I do think however that some of these more complicated procedures are going to be done in volumes, in high volume centers and they’re going to be centralized to those locations. So the need for every vascular trainee to go out and do these complex fenestrated repairs is probably not going to be there.

<A – Andrew Holden – Auckland City Hospital>: Yeah, I think the – in terms of true growth in terms of EVAR, I think there will be growth in terms of replacing open repair, even more so than it’s done now for the reasons I think we’ve clearly outlined, particularly with Nellix. In terms of my own feeling on the position of Nellix in the market and in terms of the existing infrarenal aortic market, as Matt has very – has said several times, I’d reiterate this is all predicated on showing some longer term durability. But to give you insight into our site, so prior to – we do maybe 70 to 80 infrarenal EVARs a year. Prior to us using Nellix, it was a mixture of Gore, Cook, Endurant and some other things including Ovation from TriVascular.

In terms of our practice now, it’s about 90% Nellix for the reasons that we’ve outlined. And around the country, our country, everyone is desperate to get their hands on it, because they’ve seen the results. So, I think in terms of the real growth, this is taking a major portion of the current market share.

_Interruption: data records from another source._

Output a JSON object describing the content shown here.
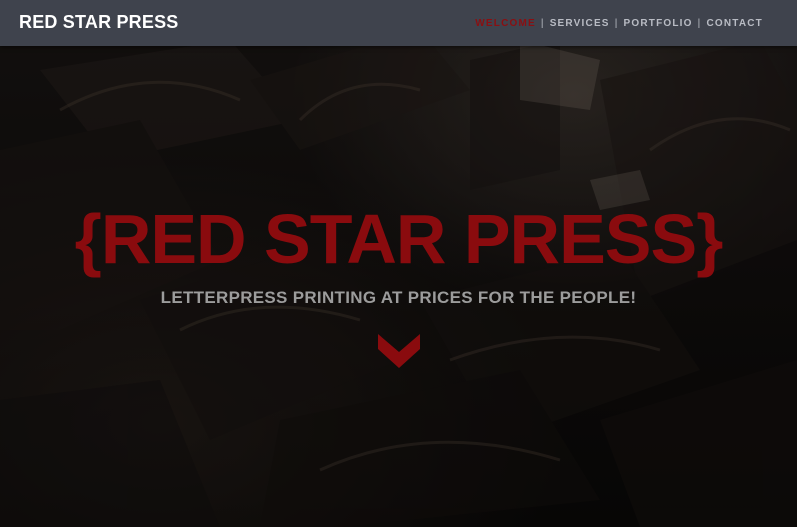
{
  "nav": {
    "brand": "RED STAR PRESS",
    "items": [
      {
        "label": "WELCOME",
        "active": true
      },
      {
        "label": "SERVICES",
        "active": false
      },
      {
        "label": "PORTFOLIO",
        "active": false
      },
      {
        "label": "CONTACT",
        "active": false
      }
    ],
    "separator": "|"
  },
  "hero": {
    "headline": "{RED STAR PRESS}",
    "tagline": "LETTERPRESS PRINTING AT PRICES FOR THE PEOPLE!",
    "scroll_icon": "chevron-down-icon"
  },
  "colors": {
    "navbar_bg": "#3f434d",
    "accent_red": "#8a0b0e",
    "nav_text": "#b9bcc4",
    "tagline_text": "#9c9c9c"
  }
}
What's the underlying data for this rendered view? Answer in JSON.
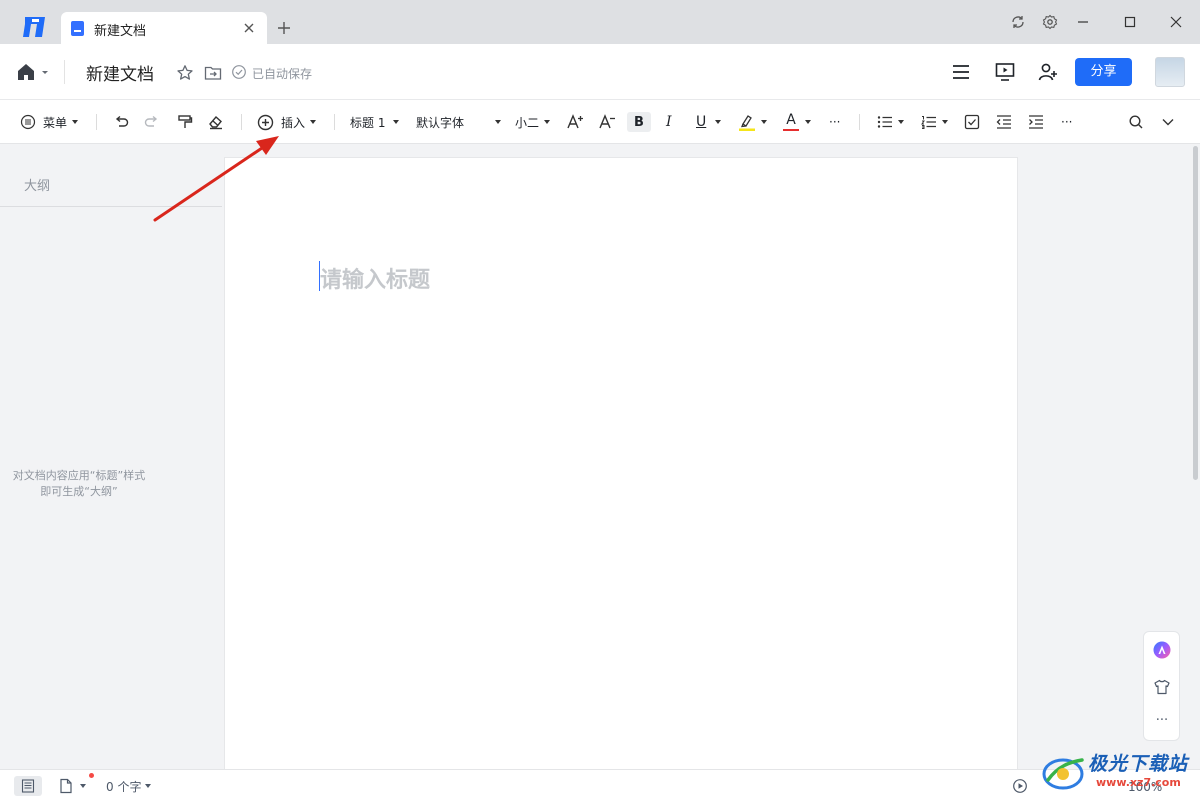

<A – Matt Thompson – St. George’s University>: I’ve got very little to add. I mean, I wouldn’t comment on the Junior Doctor’s issue because I think that’s very much a health system difference. I’ve got to tell you, we started off looking at Nellix as a potential interesting solution to some very difficult aneurysms. And being a typical conservative Brit, I thought we’d wait for either a randomized trial or a 500-patient data before we dived into and started using it. Our practice, which is about 120 infrarenal aneurysms a year, is now probably 60% [ph] analysis (01:26:37).

John D. McDermott, Chairman, President & Chief Executive Officer

Any other questions? Okay. Well, thanks very much for coming tonight. I’ll be around if you have any questions for me or the team, and please join me in thanking the doctors for coming out tonight.